Course Review Session: Double Gold Standard Bias vs. Imperfect Gold Standard Bias

by Michael Kohn -
Number of replies: 0

Dear Epi 204,

During the course review session yesterday, I said "Double Gold Standard Bias" and then skipped over Double Gold Standard Bias and launched into an accurate description of Imperfect Gold Standard Bias.  Double Gold Standard Bias is also called Differential Verification Bias.  This is when patients with a positive index test get the immediate, invasive gold standard and patients with a negative index test get clinical follow up.  Bias occurs if there are some patients on whom the invasive gold standard would give a different answer than would clinical follow-up.  For example, in some patients, the invasive gold standard would be positive but clinical follow-up would be negative.  On these patients, the index test can't be wrong.  If the index test is positive, the patient gets the invasive gold standard, which is also positive.  If the index test is negative, the patient gets clinical follow-up, which is also negative.  In this scenario, Double Gold Standard Bias falsely increases both sensitivity and specificity relative to a study that uses a single gold standard (either the invasive standard in everybody or clinical follow-up in everybody).
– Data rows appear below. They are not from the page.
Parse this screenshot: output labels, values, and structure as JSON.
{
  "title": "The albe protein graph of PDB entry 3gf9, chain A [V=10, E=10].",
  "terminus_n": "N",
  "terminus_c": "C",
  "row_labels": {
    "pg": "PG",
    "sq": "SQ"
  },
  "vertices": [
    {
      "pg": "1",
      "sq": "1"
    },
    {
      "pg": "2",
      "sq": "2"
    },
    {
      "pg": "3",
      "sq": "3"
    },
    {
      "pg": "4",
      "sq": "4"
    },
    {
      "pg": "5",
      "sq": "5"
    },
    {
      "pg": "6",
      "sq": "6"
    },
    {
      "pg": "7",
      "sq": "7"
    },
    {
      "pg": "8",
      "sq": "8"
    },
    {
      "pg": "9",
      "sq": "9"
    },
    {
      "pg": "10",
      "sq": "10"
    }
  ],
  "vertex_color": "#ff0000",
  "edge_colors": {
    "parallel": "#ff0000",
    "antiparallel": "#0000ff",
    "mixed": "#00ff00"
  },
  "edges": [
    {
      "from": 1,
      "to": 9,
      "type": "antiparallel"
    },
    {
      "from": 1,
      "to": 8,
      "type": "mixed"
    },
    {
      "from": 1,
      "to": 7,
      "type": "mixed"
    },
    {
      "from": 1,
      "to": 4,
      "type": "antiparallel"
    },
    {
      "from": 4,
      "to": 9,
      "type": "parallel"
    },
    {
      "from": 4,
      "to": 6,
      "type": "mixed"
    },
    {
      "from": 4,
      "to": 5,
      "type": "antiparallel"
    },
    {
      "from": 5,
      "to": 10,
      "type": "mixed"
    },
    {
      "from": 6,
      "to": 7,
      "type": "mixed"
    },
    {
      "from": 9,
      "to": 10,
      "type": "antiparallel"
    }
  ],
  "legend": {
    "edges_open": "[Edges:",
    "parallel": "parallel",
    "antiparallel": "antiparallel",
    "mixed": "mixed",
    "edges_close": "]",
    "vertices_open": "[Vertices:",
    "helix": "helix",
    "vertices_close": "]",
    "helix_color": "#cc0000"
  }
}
Imperfect Gold Standard Bias is also called Copper Standard Bias.  This is when the study's single reference standard for categorizing D+ vs. D- doesn't necessarily give the "true" disease status.  Yesterday morning, my description of this bias was correct, but again, I initially mislabelled it.  I hope you won't confuse bias due to the use of a single copper standard with bias due to the use of two different gold standards depending on the results of the index test.

Both Double Gold Standard Bias and Copper Standard Bias are covered in EBD-2 Chapter 4 and the Kohn/Carpenter/Newman paper, both of which are posted on the course website.  Tom's lecture, which I just finished re-watching at 1.6X, is also very clear, as always.  I got a laugh when, near the end of the lecture, he was talking about a study of diagnosing pertussis and said, "It is not until you look at the results that you can tell this study is complete garbage."